The Cavaliers were lauded for their team chemistry all last season. They played as one, stood as one, cheered as one, won as one. They did it for 82 regular season games and two playoff sweeps.
So what if the Cavs roster lacked the top to bottom talent of the Magic, Lakers and Celtics? The 2008-09 Cavs were a shining examples of a team as greater than the sum of its parts. It wasn't about LeBron James finding his Scottie Pippen or his Shaquille O'Neal. It was about team. All for one, one for all, as the Cavs' marketers will tell you.
We believed it, right up until the Magic ended the innocence in six games of the Eastern Conference Finals. The teamwork withered against Orlando's vexing matchup challenges. LeBron turned himself into a one-man scoring show and killed the offense in the process. His teammates couldn't hit shots. Mike Brown's coaching was woefully inadequate.
The disappointing loss scrawled over the poetry of last season, and got people both inside and outside the organization thinking about basketball, once again, as more of a science than an art.
Danny Ferry went out and got what he hopes is a reasonable facsimile of Shaq in 37-year-old, past-his-prime Shaq. You might have to sit him sometimes, just to save some tread on his tires, but if last week's road wins at Orlando and Miami are any indication, he still has enough strength and savvy to help a team win when it counts the most.
Ferry's stabs at adding height to the perimeter have panned out reasonably well so far. Anthony Parker has found a home as the starting shooting guard. Jamario Moon's productivity has escalated over the past couple of weeks.
But something else happened over the summer, away from the rolling cameras. It involves LeBron, J.J. Hickson and a mentoring relationship that goes a lot deeper than most.
Over the summer, LeBron took a personal interest in the Cavs' second-year power forward. As a 20-year-old, Hickson had a difficult rookie season in the NBA. He averaged 4 points and 2.7 rebounds in 62 games before a back injury ended his season early. He often looked overwhelmed at the professional level after spending just one season at North Carolina State. Hickson showed flashes of his raw talent, but was frequently a defensive liability, and Brown yanked him from games early and often.
A youngster buried on a team of established veterans, a team with championship aspirations that couldn't afford to let him play through his growing pains, Hickson appeared destined to join Shannon Brown and Luke Jackson among the host of recent Cavs first-round draft busts.
But circumstances aligned differently for Hickson, who might stand to become the Cav who benefits the most from the team's unceremonious playoff ouster last spring.
For LeBron's entire NBA career, the Cavs have tried to pair him with a frontline second scorer -- his own Scottie Pippen, if you will. While it's folly to think that just because the sidekick formula worked for Michael Jordan, it is a necessary ingredient for every superstar-led championship team, there is logic in the idea that a superstar would want a legitimate second scorer alongside him, someone else that the opposing defense has to worry about stopping each night.

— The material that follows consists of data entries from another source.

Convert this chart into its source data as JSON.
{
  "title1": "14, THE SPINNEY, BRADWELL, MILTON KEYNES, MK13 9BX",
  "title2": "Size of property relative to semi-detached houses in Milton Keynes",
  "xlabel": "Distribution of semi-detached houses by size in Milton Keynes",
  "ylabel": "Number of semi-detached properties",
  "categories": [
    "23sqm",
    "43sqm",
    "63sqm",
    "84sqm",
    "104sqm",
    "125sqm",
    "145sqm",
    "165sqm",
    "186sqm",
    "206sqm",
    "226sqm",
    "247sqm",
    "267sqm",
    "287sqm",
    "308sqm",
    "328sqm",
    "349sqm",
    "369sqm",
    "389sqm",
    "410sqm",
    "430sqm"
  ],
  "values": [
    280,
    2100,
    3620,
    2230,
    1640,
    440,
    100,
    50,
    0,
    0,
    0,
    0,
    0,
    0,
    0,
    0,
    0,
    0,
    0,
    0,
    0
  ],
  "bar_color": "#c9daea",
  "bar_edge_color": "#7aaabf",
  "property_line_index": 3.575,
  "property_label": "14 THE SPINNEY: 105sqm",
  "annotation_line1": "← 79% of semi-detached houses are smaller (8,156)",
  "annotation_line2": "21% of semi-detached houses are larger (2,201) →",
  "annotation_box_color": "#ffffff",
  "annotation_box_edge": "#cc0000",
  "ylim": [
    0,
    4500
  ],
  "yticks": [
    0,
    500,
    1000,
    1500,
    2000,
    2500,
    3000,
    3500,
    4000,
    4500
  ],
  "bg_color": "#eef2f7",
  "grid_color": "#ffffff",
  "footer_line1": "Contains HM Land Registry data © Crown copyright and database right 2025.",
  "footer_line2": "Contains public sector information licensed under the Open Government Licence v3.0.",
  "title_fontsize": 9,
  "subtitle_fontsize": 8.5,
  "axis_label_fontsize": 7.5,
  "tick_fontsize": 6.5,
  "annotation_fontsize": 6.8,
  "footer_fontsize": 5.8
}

The attempts date back to Ricky Davis in LeBron's rookie season. That didn't work so well. The Larry Hughes experiment could have gone better. When Mo Williams arrived, it was the closest thing to a Jordan/Pippen, Magic Johnson/James Worthy two-man setup we had seen during the LeBron Era.
But against Orlando, Mo regressed into a spot-up jump shooter, which choked off his dribble-driving, pesky-energy game. He looked like anything but a Pippen figure against the Magic.

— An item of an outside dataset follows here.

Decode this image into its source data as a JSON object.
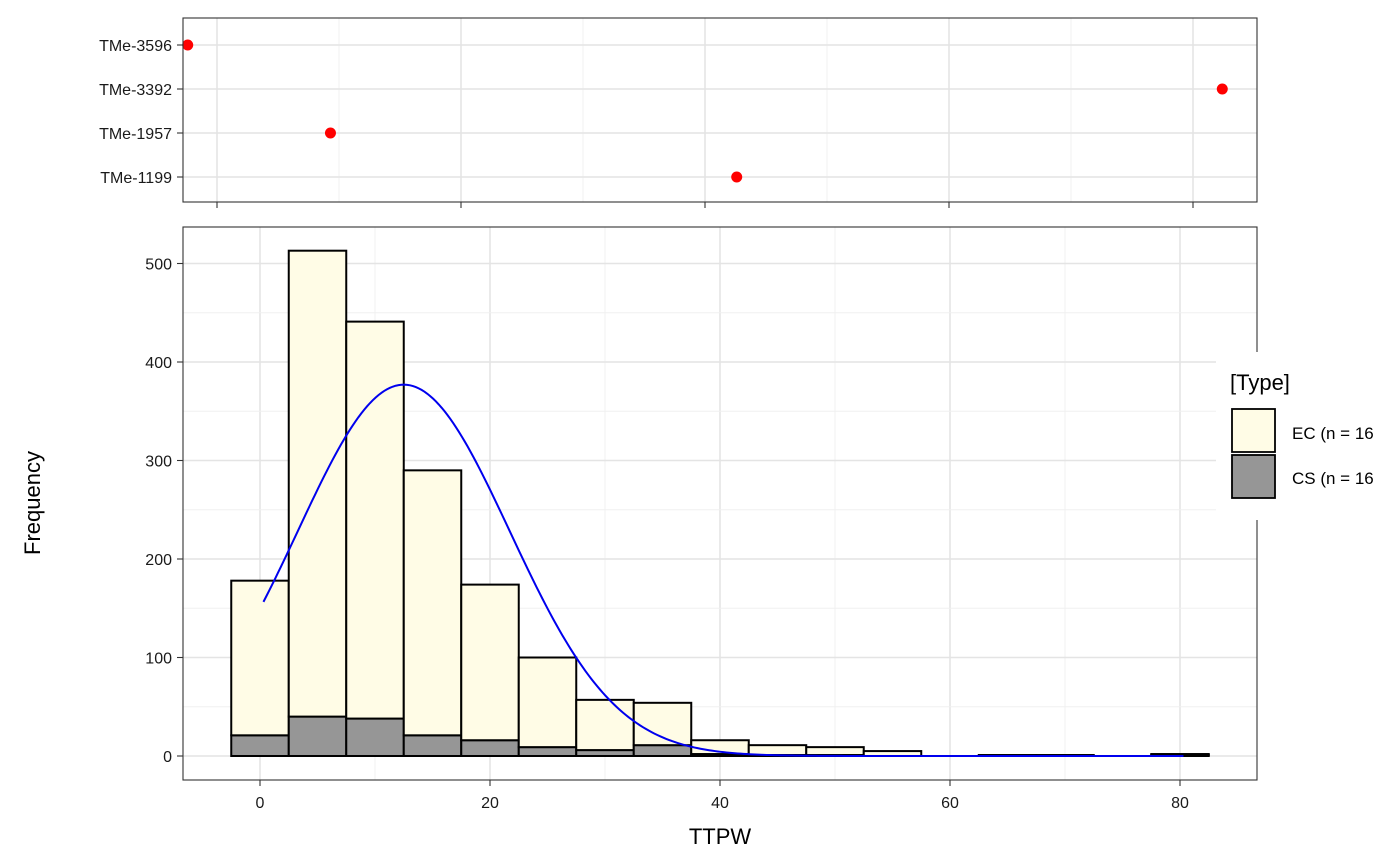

When LeBron shuffled into the offseason, he was once again a king without an attendant. Maybe that's why he didn't just take Hickson under his wing this summer. He virtually turned him into a blood relative.
If no one else was going to provide him with a Pippen, LeBron was going to build his own Pippen. Hickson is the subject of his grand experiment. Talented enough to be a legitimate second option scorer, young enough to be molded.

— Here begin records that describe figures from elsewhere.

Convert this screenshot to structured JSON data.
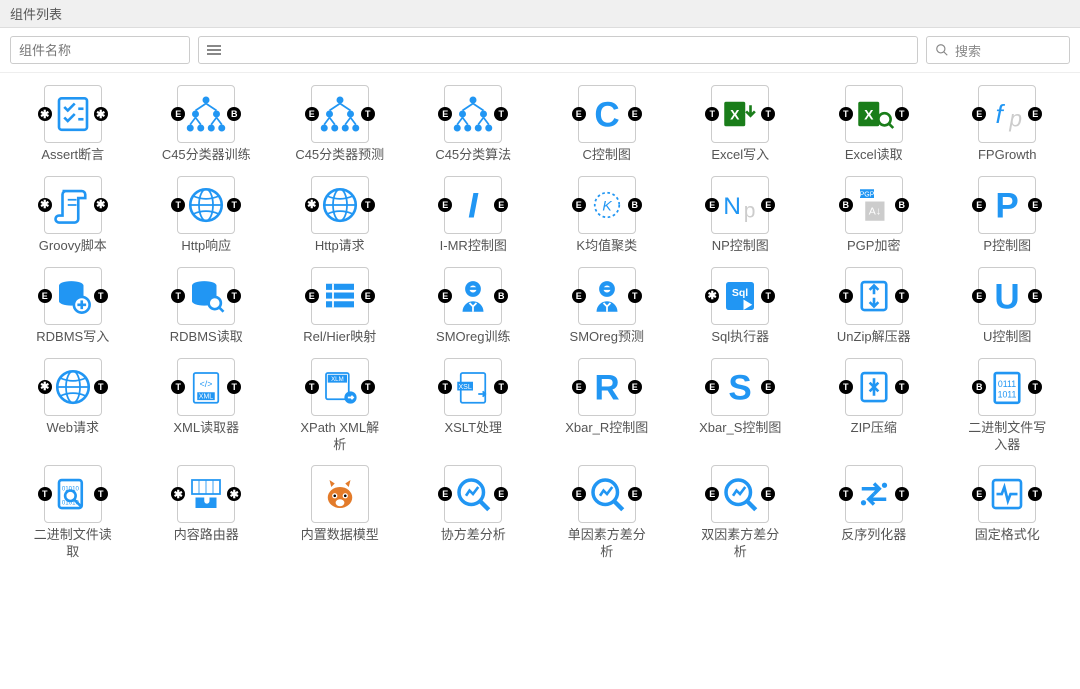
{
  "title": "组件列表",
  "name_placeholder": "组件名称",
  "search_placeholder": "搜索",
  "primary_color": "#2196f3",
  "green_color": "#1a7d1a",
  "orange_color": "#e37b2a",
  "port_bg": "#000000",
  "border_color": "#cccccc",
  "components": [
    {
      "label": "Assert断言",
      "icon": "checklist",
      "pl": "*",
      "pr": "*"
    },
    {
      "label": "C45分类器训练",
      "icon": "tree",
      "pl": "E",
      "pr": "B"
    },
    {
      "label": "C45分类器预测",
      "icon": "tree",
      "pl": "E",
      "pr": "T"
    },
    {
      "label": "C45分类算法",
      "icon": "tree",
      "pl": "E",
      "pr": "T"
    },
    {
      "label": "C控制图",
      "icon": "letter-c",
      "pl": "E",
      "pr": "E"
    },
    {
      "label": "Excel写入",
      "icon": "excel-in",
      "pl": "T",
      "pr": "T"
    },
    {
      "label": "Excel读取",
      "icon": "excel-out",
      "pl": "T",
      "pr": "T"
    },
    {
      "label": "FPGrowth",
      "icon": "fp",
      "pl": "E",
      "pr": "E"
    },
    {
      "label": "Groovy脚本",
      "icon": "scroll",
      "pl": "*",
      "pr": "*"
    },
    {
      "label": "Http响应",
      "icon": "globe",
      "pl": "T",
      "pr": "T"
    },
    {
      "label": "Http请求",
      "icon": "globe",
      "pl": "*",
      "pr": "T"
    },
    {
      "label": "I-MR控制图",
      "icon": "letter-i",
      "pl": "E",
      "pr": "E"
    },
    {
      "label": "K均值聚类",
      "icon": "k-circle",
      "pl": "E",
      "pr": "B"
    },
    {
      "label": "NP控制图",
      "icon": "np",
      "pl": "E",
      "pr": "E"
    },
    {
      "label": "PGP加密",
      "icon": "pgp",
      "pl": "B",
      "pr": "B"
    },
    {
      "label": "P控制图",
      "icon": "letter-p",
      "pl": "E",
      "pr": "E"
    },
    {
      "label": "RDBMS写入",
      "icon": "db-plus",
      "pl": "E",
      "pr": "T"
    },
    {
      "label": "RDBMS读取",
      "icon": "db-search",
      "pl": "T",
      "pr": "T"
    },
    {
      "label": "Rel/Hier映射",
      "icon": "rows",
      "pl": "E",
      "pr": "E"
    },
    {
      "label": "SMOreg训练",
      "icon": "person",
      "pl": "E",
      "pr": "B"
    },
    {
      "label": "SMOreg预测",
      "icon": "person",
      "pl": "E",
      "pr": "T"
    },
    {
      "label": "Sql执行器",
      "icon": "sql",
      "pl": "*",
      "pr": "T"
    },
    {
      "label": "UnZip解压器",
      "icon": "unzip",
      "pl": "T",
      "pr": "T"
    },
    {
      "label": "U控制图",
      "icon": "letter-u",
      "pl": "E",
      "pr": "E"
    },
    {
      "label": "Web请求",
      "icon": "globe",
      "pl": "*",
      "pr": "T"
    },
    {
      "label": "XML读取器",
      "icon": "xml",
      "pl": "T",
      "pr": "T"
    },
    {
      "label": "XPath XML解析",
      "icon": "xlm",
      "pl": "T",
      "pr": "T"
    },
    {
      "label": "XSLT处理",
      "icon": "xsl",
      "pl": "T",
      "pr": "T"
    },
    {
      "label": "Xbar_R控制图",
      "icon": "letter-r",
      "pl": "E",
      "pr": "E"
    },
    {
      "label": "Xbar_S控制图",
      "icon": "letter-s",
      "pl": "E",
      "pr": "E"
    },
    {
      "label": "ZIP压缩",
      "icon": "zip",
      "pl": "T",
      "pr": "T"
    },
    {
      "label": "二进制文件写入器",
      "icon": "binary",
      "pl": "B",
      "pr": "T"
    },
    {
      "label": "二进制文件读取",
      "icon": "bin-search",
      "pl": "T",
      "pr": "T"
    },
    {
      "label": "内容路由器",
      "icon": "puzzle",
      "pl": "*",
      "pr": "*"
    },
    {
      "label": "内置数据模型",
      "icon": "squirrel",
      "pl": "",
      "pr": ""
    },
    {
      "label": "协方差分析",
      "icon": "magnify",
      "pl": "E",
      "pr": "E"
    },
    {
      "label": "单因素方差分析",
      "icon": "magnify",
      "pl": "E",
      "pr": "E"
    },
    {
      "label": "双因素方差分析",
      "icon": "magnify",
      "pl": "E",
      "pr": "E"
    },
    {
      "label": "反序列化器",
      "icon": "swap",
      "pl": "T",
      "pr": "T"
    },
    {
      "label": "固定格式化",
      "icon": "pulse",
      "pl": "E",
      "pr": "T"
    }
  ]
}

True to his best-at-everything approach to life, LeBron didn't cut any corners. Hickson jetted around the country with LeBron, working out with him, appearing at basketball camps, eating meals and spending leisure time with LeBron.
In one summer, LeBron gave Hickson a thorough grounding in NBA basketball -- how to play it, how to live it, how to operate as part of a team.
Now that the season has started, LeBron has begun to test-drive his new creation. He has frequently taken a backseat at the basket, preferring to set up Hickson for his shots. Mo and Shaq -- likely at the urging of LeBron -- have done the same.
It was ultimately Brown's decision to move Hickson into the starting lineup the weekend before last, but it wouldn't shock me if behind-the-scenes campaigning from LeBron had something to do with the change. It was likely a move born from Hickson's marked progress in practice, plus Brown's willingness to trust that his superstar will do what it takes to make the lineup change work.
So far, the change has been an amazing success. The increased playing time has worked wonders for Hickson, who in his first four starts vaulted from six points in 13 minutes against the Knicks a week ago Friday to 20 points in 38 minutes in this past Saturday's win over the Jazz. In that game, he scored on drives and jump shots, and -- as The Plain Dealer's Brian Windhorst pointed out in his game notes -- was on the floor for the final play of a close game. That is a major vote of confidence from Brown. It means that Hickson is now truly being treated as a starter.
Four games is a very small sample size, and he's still making plenty of sloppy mistakes, such as losing his handle on the ball and failing to cleanly handle passes. But for the first time in his young career, it seems like Hickson's deep reservoir of raw talent has been tapped.
If Hickson demonstrates continued progress over the remainder of the season, the Cavs have just found a starting forward for years to come. A starting forward who can probably average 16 to 20 points per game, and with some more fundamental work on defense, can easily average seven to eight rebounds per game.
All of which begs the question, if LeBron is putting this much time and effort into turning Hickson into an integral part of the Cavs' future plans, why would he ditch Hickson at the end of the season to go elsewhere? LeBron isn't trying to do the Cavs a favor by grooming his replacement. The world of professional sports doesn't work like that. He's not developing a close relationship with Hickson just to be nice. He can be friends with Hickson and show him the ropes without turning him into a personal protege.
It seemingly wouldn't make a lot of sense for LeBron to go to these lengths to groom Hickson if he didn't intend to stick around and reap the benefits.
Of course, there is a lot of basketball left to be played between now and next summer. Time will tell how much the lessons of LeBron impact Hickson. Time will tell if Hickson does, in fact, develop into LeBron's second-option, Scottie Pippen sidekick figure.
But if he does, you'd have to believe that LeBron would have a hard time justifying leaving the known for the unknown of the struggling Knicks or Nets, or a potentially-complicated and delicate balancing act with Dwyane Wade on an otherwise-threadbare roster in Miami -- and taking an upfront pay cut from what the Cavs can offer to do so.
There are seven and a half months for all that to shake out. But it appears that J.J. Hickson has suddenly -- or maybe not-so-suddenly -- become a key player who could help determine the future plans of both LeBron and the Cavs.